Arnljótur is tweeëntwintig jaar oud, heeft rood haar, en staat op het punt IJsland te verlaten. Hij wil weg van zijn oude vader, van zijn autistische tweelingbroer, en van het trauma van zijn moeders dodelijke auto-ongeluk. En ook wel een beetje van zijn dochtertje van negen maanden, verwekt in een onenightstand. Hij had kunnen studeren, maar zijn ambitie ligt in de tuin, en in het bijzonder in het kweken.

Dus gaat hij in op de uitnodiging van een kloosterorde in een Midden-Europees land om daar de rozentuin te verzorgen. Waarom? En waar precies? Olafsdottir vermeldt het niet, en daardoor krijg je meteen al het gevoel dat je met een parabel te maken hebt. Het idee - moreel, filosofisch, religieus misschien zelfs - is belangrijker dan de omgeving. En al lezende kreeg ik de indruk van een omgekeerd scheppingsverhaal. Adam en Eva keren terug naar het paradijs - een vervallen kloostertuin -, of, vooruit, Jozef en Maria keren terug naar huis met hun onduidelijk verwekte kind. En Adam neemt een roos mee, de zeldzame, achtbladige Rosa Candida.

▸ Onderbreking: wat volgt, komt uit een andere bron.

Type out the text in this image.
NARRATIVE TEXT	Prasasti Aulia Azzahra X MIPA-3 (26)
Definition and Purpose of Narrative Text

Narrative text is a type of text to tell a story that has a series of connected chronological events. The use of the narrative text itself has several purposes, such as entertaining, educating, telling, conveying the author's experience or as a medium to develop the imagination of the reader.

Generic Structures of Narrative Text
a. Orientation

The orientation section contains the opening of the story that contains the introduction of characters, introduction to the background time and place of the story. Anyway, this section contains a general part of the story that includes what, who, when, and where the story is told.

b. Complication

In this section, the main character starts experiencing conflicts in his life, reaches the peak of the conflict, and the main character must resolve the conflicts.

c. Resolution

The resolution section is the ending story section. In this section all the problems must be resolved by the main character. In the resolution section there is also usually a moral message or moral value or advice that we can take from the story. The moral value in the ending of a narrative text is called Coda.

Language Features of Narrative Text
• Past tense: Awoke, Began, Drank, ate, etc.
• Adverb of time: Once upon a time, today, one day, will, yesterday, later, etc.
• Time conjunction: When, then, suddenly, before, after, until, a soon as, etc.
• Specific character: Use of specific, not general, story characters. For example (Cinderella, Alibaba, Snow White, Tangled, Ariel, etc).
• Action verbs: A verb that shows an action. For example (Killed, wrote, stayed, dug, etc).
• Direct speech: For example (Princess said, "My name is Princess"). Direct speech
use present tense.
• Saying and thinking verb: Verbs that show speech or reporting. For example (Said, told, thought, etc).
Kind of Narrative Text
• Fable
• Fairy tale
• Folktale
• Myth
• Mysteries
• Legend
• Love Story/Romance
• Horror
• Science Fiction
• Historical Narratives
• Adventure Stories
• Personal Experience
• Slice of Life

Arnljóturs tocht naar de kloostertuin is niet eenvoudig, hij krijgt last van zijn blinde darm en moet daaraan geopereerd worden, hij neemt een lifter mee, maar heel spectaculair is het ook weer niet. Je leert je hoofdpersoon vooral kennen. Op een gegeven moment realiseert hij zich dat hij maar aan drie dingen denkt: aan vrouwen, aan zijn kind, en aan rozen.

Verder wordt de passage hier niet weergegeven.